第百四十六話 男の宣告を前に無双できない
今回は非常に短めです。
申し訳ありません。
「優紀!」
貴也は優紀に駆け寄って抱き起こす。
そして、この時、初めて気が付いた彼女の変調に
「貴様。一体、優紀に何をした!」
貴也は優紀を抱きかかえたまま男を睨み付け叫んだ。
「我は何もしていない。その娘が勝手に病にかかっただけだ」
ただ、ありのままのことを淡々と告げる、男。
そこに一切の感情は感じられなかった。
多分、この男は嘘を言っていない。
だけど、その反応に貴也の怒りが燃え上がる。
その時だった。
「貴也、ダメ……直ぐに逃げて」
熱い息を吐きながら優紀が声を絞り出す。
いつもの優紀からは想像も出来ない弱弱しい声に貴也は動揺していた。
貴也は彼女を抱く腕に力を籠める。
だが、反応は返ってこない。
既に麻痺が始まっているのか全身が弛緩している。
そして、触れているだけで熱が伝わってきた。
「優紀、しゃべるな!」
「逃げて、そいつはアブナ……」
「優紀!」
声を絞り出そうとしたのだが、優紀は最期まで言葉を続けることが出来なかった。
彼女はぐったりと目を閉じている。
どうやら気を失ってしまったようだ。
そんな時だった。
その男が口を開いた。
「もうその娘は助からない。
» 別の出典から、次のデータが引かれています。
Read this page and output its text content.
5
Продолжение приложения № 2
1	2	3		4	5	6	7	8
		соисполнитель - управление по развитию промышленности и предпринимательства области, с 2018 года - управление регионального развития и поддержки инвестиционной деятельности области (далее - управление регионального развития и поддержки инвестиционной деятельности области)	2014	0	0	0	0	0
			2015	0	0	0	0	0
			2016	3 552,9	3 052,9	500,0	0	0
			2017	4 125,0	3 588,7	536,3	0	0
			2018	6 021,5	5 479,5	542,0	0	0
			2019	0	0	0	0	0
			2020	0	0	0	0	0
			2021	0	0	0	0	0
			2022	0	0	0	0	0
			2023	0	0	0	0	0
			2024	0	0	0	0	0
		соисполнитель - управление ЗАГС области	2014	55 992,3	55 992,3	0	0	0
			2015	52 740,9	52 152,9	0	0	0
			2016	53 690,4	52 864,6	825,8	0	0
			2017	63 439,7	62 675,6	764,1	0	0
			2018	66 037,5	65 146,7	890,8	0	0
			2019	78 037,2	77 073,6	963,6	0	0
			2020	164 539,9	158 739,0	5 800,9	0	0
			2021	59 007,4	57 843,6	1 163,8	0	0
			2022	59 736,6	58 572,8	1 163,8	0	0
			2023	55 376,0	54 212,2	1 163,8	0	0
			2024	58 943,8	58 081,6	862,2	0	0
この病は不治の病だ。感染した時点でその死は確定している」
「何を言うんだ。そんなことわからないだろう!」
「わかるのだ。我は幾度となくそれを見てきた」
気のせいか男の表情がわずかに曇った。
だが、感情の昂っている貴也がそれに気付くことはなかった。
「お前はこの病の正体を知っているのか」
「知っている。この病はデッドリーポイズンスパイダーの毒がウィルス化したもの。この病の本当に恐ろしいところはその毒性の強さや感染力、多様な症状ではない」
そこで男は一言言葉を区切る。
そして、重い口を開いて決定的なことを告げた。
「この世界の者には抗体が出来ない病なのだ」
お読みいただきありがとうございます。
最近、公私ともにバタバタで全く書く時間が取れていません。
書き溜めもなくなっている状態なので年末年始は更新が出来ないかもしれません。
申し訳ありませんが更新できませんでしたらご容赦してください。